14. Reredos in the south transept, by A.G.W. Hailing (1938).

15. Stained glass: aisle west windows, by Clayton & Bell; three windows in the north aisle (described as ‘striking’ in the list description and ‘awful’ by Verey and Brooks (2002:216)), by T.F. Curtis, Ward & Hughes (1896-1914); south aisle south windows include east window by Clayton & Bell and west by Lavers & Westlake (all 1896); vivid south window in the south transept, probably by J. Eadie Reid (1904); east window in north vestry by William Morns & Co. (Westminster) Ltd., (1917); aisle west windows of 1880, east of 1883, and chancel north, 1894 by Hardman; chancel south-east by Joseph Bell & Son (1881) and south-west by James Powell & Sons (1908).

According to Verey and Brooks (2002:216), the north aisle was designed by John Humphris in 1822. Humphris was a local architect who became Borough Surveyor in 1862. His best work is the Cheltenham General Hospital (1847-9). A plan and section drawing of 1822 (available on Church Plans Online) attributes the gallery in the north aisle to Paul Rowland, the surveyor (d.1850).

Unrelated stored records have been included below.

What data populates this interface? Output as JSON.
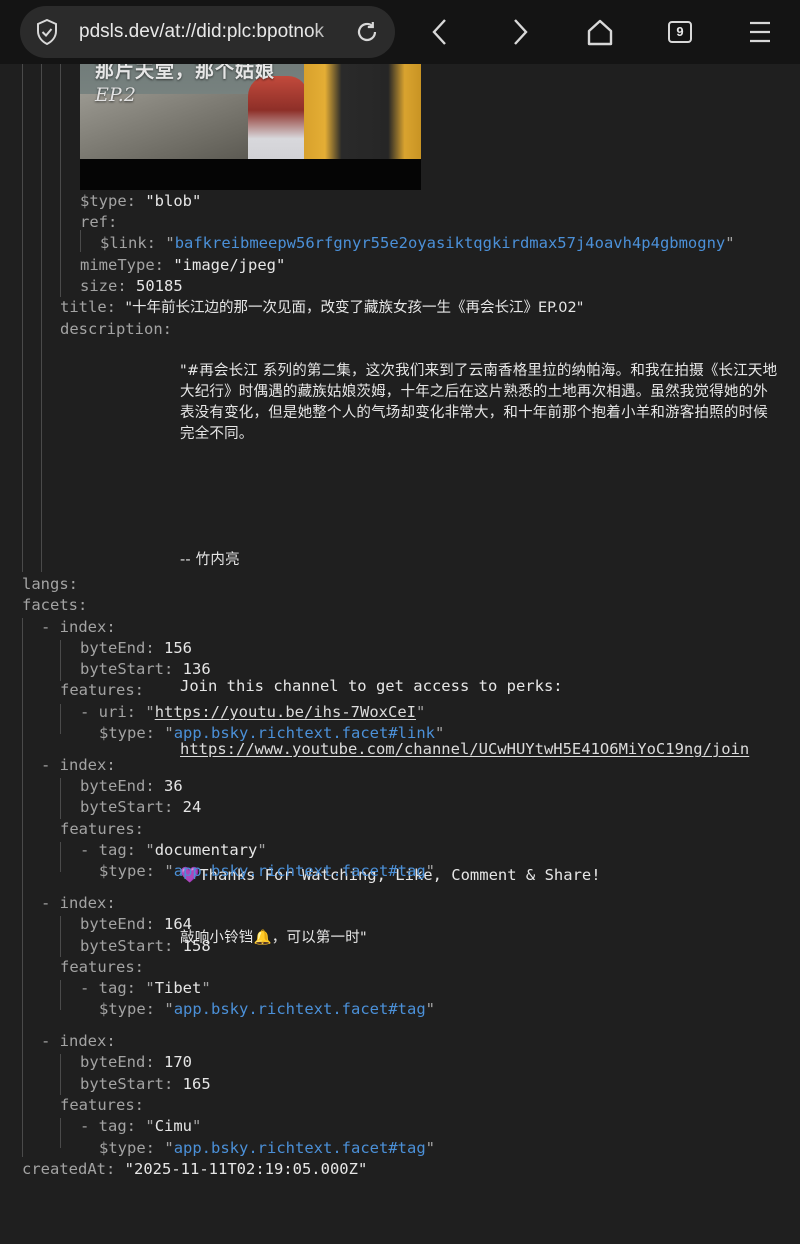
{
  "browser": {
    "url": "pdsls.dev/at://did:plc:bpotnok",
    "tab_count": "9",
    "icons": [
      "site-shield-icon",
      "reload-icon",
      "back-icon",
      "forward-icon",
      "home-icon",
      "tab-count-icon",
      "menu-icon"
    ]
  },
  "thumbnail": {
    "title_text": "那片天堂，那个姑娘",
    "ep_text": "EP.2"
  },
  "record": {
    "blob": {
      "type_key": "$type:",
      "type_val": "\"blob\"",
      "ref_key": "ref:",
      "link_key": "$link:",
      "link_val": "bafkreibmeepw56rfgnyr55e2oyasiktqgkirdmax57j4oavh4p4gbmogny",
      "mime_key": "mimeType:",
      "mime_val": "\"image/jpeg\"",
      "size_key": "size:",
      "size_val": "50185"
    },
    "title_key": "title:",
    "title_val": "\"十年前长江边的那一次见面，改变了藏族女孩一生《再会长江》EP.02\"",
    "description_key": "description:",
    "description_zh": "\"#再会长江 系列的第二集，这次我们来到了云南香格里拉的纳帕海。和我在拍摄《长江天地大纪行》时偶遇的藏族姑娘茨姆，十年之后在这片熟悉的土地再次相遇。虽然我觉得她的外表没有变化，但是她整个人的气场却变化非常大，和十年前那个抱着小羊和游客拍照的时候完全不同。",
    "description_sig": "-- 竹内亮",
    "description_join": "Join this channel to get access to perks:",
    "description_url": "https://www.youtube.com/channel/UCwHUYtwH5E41O6MiYoC19ng/join",
    "description_thanks": "💜Thanks For Watching, Like, Comment & Share!",
    "description_bell": "敲响小铃铛🔔，可以第一时\"",
    "langs_key": "langs:",
    "facets_key": "facets:",
    "facets": [
      {
        "byteEnd": "156",
        "byteStart": "136",
        "feature_key": "uri:",
        "feature_val": "https://youtu.be/ihs-7WoxCeI",
        "type": "app.bsky.richtext.facet#link"
      },
      {
        "byteEnd": "36",
        "byteStart": "24",
        "feature_key": "tag:",
        "feature_val": "documentary",
        "type": "app.bsky.richtext.facet#tag"
      },
      {
        "byteEnd": "164",
        "byteStart": "158",
        "feature_key": "tag:",
        "feature_val": "Tibet",
        "type": "app.bsky.richtext.facet#tag"
      },
      {
        "byteEnd": "170",
        "byteStart": "165",
        "feature_key": "tag:",
        "feature_val": "Cimu",
        "type": "app.bsky.richtext.facet#tag"
      }
    ],
    "labels": {
      "index": "- index:",
      "byteEnd": "byteEnd:",
      "byteStart": "byteStart:",
      "features": "features:",
      "type": "$type:"
    },
    "created_key": "createdAt:",
    "created_val": "\"2025-11-11T02:19:05.000Z\""
  },
  "colors": {
    "background": "#1f1f1f",
    "key": "#a3a3a3",
    "value": "#e6e6e6",
    "link": "#4b90d8",
    "topbar": "#141414"
  }
}
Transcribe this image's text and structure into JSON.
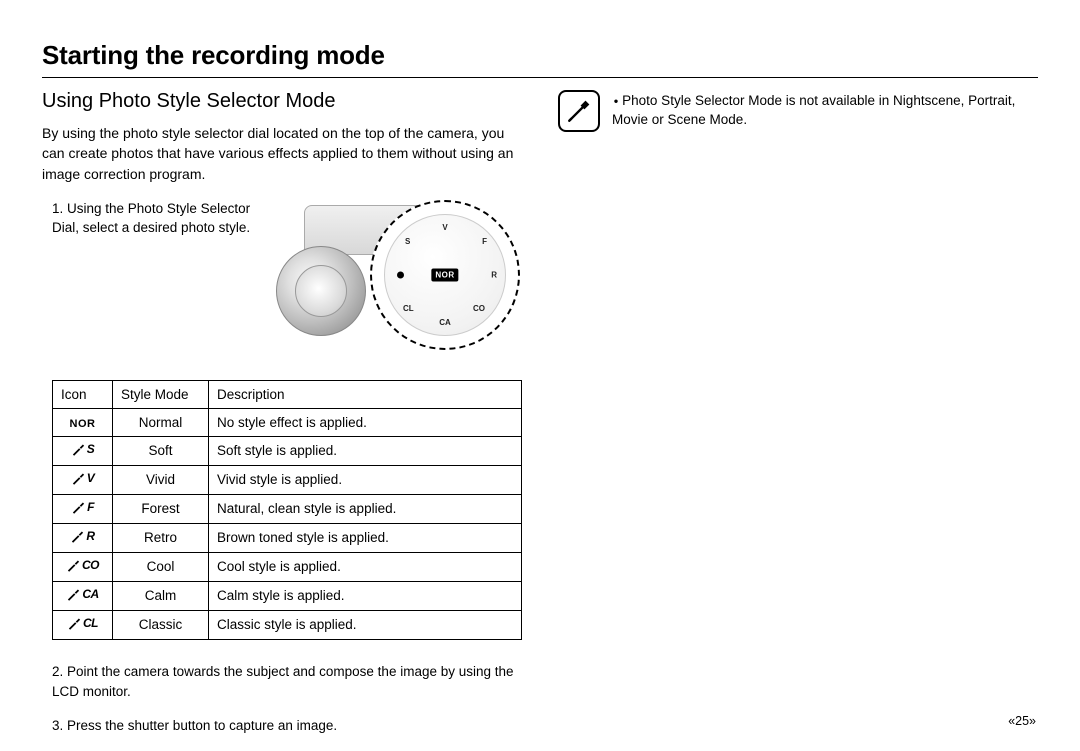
{
  "header": {
    "title": "Starting the recording mode"
  },
  "left": {
    "subtitle": "Using Photo Style Selector Mode",
    "intro": "By using the photo style selector dial located on the top of the camera, you can create photos that have various effects applied to them without using an image correction program.",
    "step1": "1. Using the Photo Style Selector Dial, select a desired photo style.",
    "dial_label": "NOR",
    "table": {
      "headers": {
        "icon": "Icon",
        "mode": "Style Mode",
        "desc": "Description"
      },
      "rows": [
        {
          "icon_text": "NOR",
          "icon_type": "nor",
          "mode": "Normal",
          "desc": "No style effect is applied."
        },
        {
          "icon_text": "S",
          "icon_type": "brush",
          "mode": "Soft",
          "desc": "Soft style is applied."
        },
        {
          "icon_text": "V",
          "icon_type": "brush",
          "mode": "Vivid",
          "desc": "Vivid style is applied."
        },
        {
          "icon_text": "F",
          "icon_type": "brush",
          "mode": "Forest",
          "desc": "Natural, clean style is applied."
        },
        {
          "icon_text": "R",
          "icon_type": "brush",
          "mode": "Retro",
          "desc": "Brown toned style is applied."
        },
        {
          "icon_text": "CO",
          "icon_type": "brush",
          "mode": "Cool",
          "desc": "Cool style is applied."
        },
        {
          "icon_text": "CA",
          "icon_type": "brush",
          "mode": "Calm",
          "desc": "Calm style is applied."
        },
        {
          "icon_text": "CL",
          "icon_type": "brush",
          "mode": "Classic",
          "desc": "Classic style is applied."
        }
      ]
    },
    "step2": "2. Point the camera towards the subject and compose the image by using the LCD monitor.",
    "step3": "3. Press the shutter button to capture an image."
  },
  "right": {
    "note": "Photo Style Selector Mode is not available in Nightscene, Portrait, Movie or Scene Mode."
  },
  "page_number": "«25»"
}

The church was extensively remodelled in 1877-8 by John Middleton (1820-1885) who was a pupil of James Pritchett (he later married his daughter) in York and later set up his own practice in Darlington in the 1840s (other pupils of Pritchett were Samuel Whitfield Daukes and James Medland). Middleton later ‘retired’ to Cheltenham, where he designed five Anglican Churches for the town’s growing population, the splendid All Saints, Pittville, being his best. Middleton worked throughout Gloucestershire, in neighbouring counties and in Mid Wales, where he designed a wide variety of buildings from hospitals and schools to mansions and private residences. As well as designing new buildings Middleton was also responsible for the restoration of many churches.

The north vestry was enlarged by Herbert T. Rainger (1884-1958) in 1917. Rainger also designed Emmanuel Church in Cheltenham (1936-7) and, in partnership with Rogers, completed drawings for the Greenwood Theatre at Dean Close School in Cheltenham in the early C20, intended for the open-air performance of Shakespeare’s plays.